Wait – NOW I recognize that voice!
As a kid I must’ve watched The Princess Bride a dozen times. I was betting the game designers had too, because this guy was a dead ringer for Vizzini. You know, the short bald guy who says, “Inconceivable!”
Unlike Hark Silo – the craptastic parody of Han Solo I’d met in Kvartos – Orlo was a perfect recreation of the Princess Bride character, just shrunk down to a foot-and-a-half tall. I guess he was less recognizable than Harrison Ford, so the game designers hadn’t bothered altering his appearance. Whatever the actor’s name was, I wondered if he was getting any royalties for the use of his likeness.

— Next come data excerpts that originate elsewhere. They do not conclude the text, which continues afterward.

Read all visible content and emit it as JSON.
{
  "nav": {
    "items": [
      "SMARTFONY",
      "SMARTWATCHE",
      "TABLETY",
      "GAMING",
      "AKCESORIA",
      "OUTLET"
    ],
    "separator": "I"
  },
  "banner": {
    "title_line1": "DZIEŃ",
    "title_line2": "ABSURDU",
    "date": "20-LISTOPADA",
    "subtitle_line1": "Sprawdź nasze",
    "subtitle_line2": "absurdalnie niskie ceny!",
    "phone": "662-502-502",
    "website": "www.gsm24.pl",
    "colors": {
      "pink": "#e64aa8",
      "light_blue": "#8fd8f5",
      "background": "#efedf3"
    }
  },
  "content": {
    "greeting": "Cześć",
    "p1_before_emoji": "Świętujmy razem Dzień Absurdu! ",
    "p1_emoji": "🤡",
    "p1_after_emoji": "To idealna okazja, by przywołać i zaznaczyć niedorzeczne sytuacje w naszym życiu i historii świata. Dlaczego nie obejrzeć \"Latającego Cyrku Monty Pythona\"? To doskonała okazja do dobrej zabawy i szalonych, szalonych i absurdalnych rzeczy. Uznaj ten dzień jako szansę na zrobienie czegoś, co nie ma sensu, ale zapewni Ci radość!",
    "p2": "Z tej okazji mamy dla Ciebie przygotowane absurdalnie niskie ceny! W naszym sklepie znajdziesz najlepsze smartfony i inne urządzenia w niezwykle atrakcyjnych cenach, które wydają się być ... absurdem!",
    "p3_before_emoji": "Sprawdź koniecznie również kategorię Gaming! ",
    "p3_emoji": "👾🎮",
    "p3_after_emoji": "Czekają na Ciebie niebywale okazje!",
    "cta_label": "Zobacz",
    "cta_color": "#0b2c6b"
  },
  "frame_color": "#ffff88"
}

And his annoyingly! peppy! voice!
“In fact,” the gnome continued, “I have to thank you for intruding upon my domain! Otherwise I would have never had the opportunity to fully test my invention. I see it works perfectly, just as I knew it would!”
I frowned. “Wouldn’t it have been easier to put up a wall of bars at both ends of the room to trap us, rather than shooting them off at random? That way you wouldn’t waste as much – ”
“Oh ho!” the gnome chuckled as he turned to his succubus. “Listen to the master trap-builder, Soraiya!”
That must be her name – Suh-RY-uh.
Other than her beauty, Soraiya’s most noticeable quality was how silent and stone-faced she was.
“I don’t believe you ever met your replacement, Alaria!” Orlo said chipperly. “I must say, she’s far better than you in oh so many ways.”